Define una política de deprecación clara antes de que la necesites. La práctica habitual es mantener N-1 (la versión actual y la anterior) con al menos seis meses de aviso antes de retirar nada. Comunícalo por email, por headers de deprecation y en la propia documentación.
Rendimiento bajo carga
Las APIs con tráfico real necesitan optimización seria. Configura cache HTTP con headers correctos (Cache-Control, ETag, Last-Modified) para que las respuestas estables se sirvan desde Varnish o CDN sin tocar Drupal. Esa sola medida puede dividir tu carga por diez.
Educa a los consumidores para que usen sparse fieldsets y pidan solo lo que pintan. Y en colecciones grandes, paginación por cursor en lugar de offset: el rendimiento se mantiene constante aunque la colección crezca a millones de registros.
Monitorización: lo que no mides, no controlas
Mide peticiones por endpoint, tiempos en p50/p95/p99, tasas de error y patrones raros. New Relic, Datadog o Grafana con Prometheus son las opciones cómodas. Para algo más austero, los logs del servidor web pasados por ELK o Loki te llevan lejos.
Tres escenarios reales
Para aterrizar todo esto, así se combinan las piezas en proyectos típicos de empresas españolas.
Portal corporativo multicanal: JSON:API sirve contenido a la web, a una app móvil nativa y a pantallas en oficinas. Cada canal pide los campos que necesita y los editores trabajan en una sola interfaz.
Ecommerce sincronizado: el ERP empuja catálogo y stock vía API, la ficha de producto consulta precios en tiempo real y los pedidos viajan a logística por webhook en cuanto se confirma la compra.

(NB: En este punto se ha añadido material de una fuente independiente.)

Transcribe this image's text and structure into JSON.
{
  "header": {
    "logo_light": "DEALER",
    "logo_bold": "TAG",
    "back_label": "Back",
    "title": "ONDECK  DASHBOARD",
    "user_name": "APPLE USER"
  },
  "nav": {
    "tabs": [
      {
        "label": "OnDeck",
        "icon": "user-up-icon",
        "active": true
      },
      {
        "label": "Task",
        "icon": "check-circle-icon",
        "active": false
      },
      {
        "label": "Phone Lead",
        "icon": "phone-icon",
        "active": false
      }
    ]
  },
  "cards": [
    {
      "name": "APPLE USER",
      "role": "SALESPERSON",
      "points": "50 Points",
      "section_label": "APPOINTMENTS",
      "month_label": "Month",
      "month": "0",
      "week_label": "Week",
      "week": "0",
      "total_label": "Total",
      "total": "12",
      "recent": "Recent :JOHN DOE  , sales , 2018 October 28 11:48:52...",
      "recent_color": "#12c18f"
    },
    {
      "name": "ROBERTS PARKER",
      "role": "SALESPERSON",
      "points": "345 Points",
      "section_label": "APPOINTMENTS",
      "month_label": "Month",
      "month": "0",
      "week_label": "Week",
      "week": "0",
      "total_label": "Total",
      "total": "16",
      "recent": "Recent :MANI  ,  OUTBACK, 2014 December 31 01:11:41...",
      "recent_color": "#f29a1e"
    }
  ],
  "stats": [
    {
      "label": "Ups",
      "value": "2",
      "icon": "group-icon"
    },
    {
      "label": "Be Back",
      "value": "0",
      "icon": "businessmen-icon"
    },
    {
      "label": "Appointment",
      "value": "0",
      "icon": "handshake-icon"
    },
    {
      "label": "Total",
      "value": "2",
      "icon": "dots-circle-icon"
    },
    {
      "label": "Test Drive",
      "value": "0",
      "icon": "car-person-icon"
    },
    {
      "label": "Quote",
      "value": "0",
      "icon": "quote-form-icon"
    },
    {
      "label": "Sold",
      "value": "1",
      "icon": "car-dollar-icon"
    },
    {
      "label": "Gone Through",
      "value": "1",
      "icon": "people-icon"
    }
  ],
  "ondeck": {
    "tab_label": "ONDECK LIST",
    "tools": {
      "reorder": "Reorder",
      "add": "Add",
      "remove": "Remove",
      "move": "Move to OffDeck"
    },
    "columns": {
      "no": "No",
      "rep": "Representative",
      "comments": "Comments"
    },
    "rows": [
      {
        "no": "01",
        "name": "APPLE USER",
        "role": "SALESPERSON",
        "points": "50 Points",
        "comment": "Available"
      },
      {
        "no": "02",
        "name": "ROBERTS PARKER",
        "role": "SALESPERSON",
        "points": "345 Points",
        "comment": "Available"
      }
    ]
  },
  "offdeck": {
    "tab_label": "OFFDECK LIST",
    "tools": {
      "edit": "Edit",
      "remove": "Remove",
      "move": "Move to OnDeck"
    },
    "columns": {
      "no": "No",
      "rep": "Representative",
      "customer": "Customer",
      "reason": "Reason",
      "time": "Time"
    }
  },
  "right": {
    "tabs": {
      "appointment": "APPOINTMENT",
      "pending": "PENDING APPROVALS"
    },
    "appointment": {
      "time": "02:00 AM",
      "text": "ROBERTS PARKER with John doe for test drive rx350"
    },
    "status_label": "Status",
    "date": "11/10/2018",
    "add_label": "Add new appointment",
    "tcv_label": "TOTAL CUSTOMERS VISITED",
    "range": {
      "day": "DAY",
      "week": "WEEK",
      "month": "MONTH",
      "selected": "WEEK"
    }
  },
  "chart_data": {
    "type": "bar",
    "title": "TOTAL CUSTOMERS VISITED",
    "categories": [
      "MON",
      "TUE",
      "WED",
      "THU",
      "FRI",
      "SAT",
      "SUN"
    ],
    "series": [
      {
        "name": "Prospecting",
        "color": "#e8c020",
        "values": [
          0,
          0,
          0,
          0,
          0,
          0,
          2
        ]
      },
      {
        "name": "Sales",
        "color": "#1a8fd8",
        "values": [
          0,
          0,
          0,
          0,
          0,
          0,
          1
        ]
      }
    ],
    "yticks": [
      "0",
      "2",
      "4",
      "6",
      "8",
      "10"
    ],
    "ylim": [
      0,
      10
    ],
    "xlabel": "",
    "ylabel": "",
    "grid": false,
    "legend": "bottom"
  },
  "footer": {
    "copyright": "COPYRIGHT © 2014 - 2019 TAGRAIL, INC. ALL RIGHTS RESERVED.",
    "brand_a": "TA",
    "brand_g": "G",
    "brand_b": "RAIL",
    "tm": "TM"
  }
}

Intranet conectada: Drupal consume APIs de RRHH para el directorio, del sistema de reservas para salas y del calendario corporativo para eventos. Y a la vez expone su propia API para que el chatbot interno responda preguntas sobre políticas publicadas como contenido estructurado.
Si necesitas diseñar e implementar todo esto sin tropezar con los errores típicos, ponte en contacto con nuestro equipo de arquitectura Drupal y diseñamos juntos la estrategia de integración que tu empresa necesita.
Lo que te llevas
Construir un ecosistema de APIs con Drupal convierte tu web en el centro neurálgico del stack, no en una isla más. JSON:API resuelve el caso estándar y GraphQL cubre la flexibilidad de los proyectos con consumidores heterogéneos. La combinación es lo que hace fuerte la propuesta.
El secreto: pensar a largo plazo desde el día uno. Autenticación robusta, documentación como contrato, versionado planificado y monitorización que te deje evolucionar con tranquilidad. Las empresas que dominan sus APIs dominan su flujo de información, y eso se nota en la cuenta de resultados antes de lo que parece.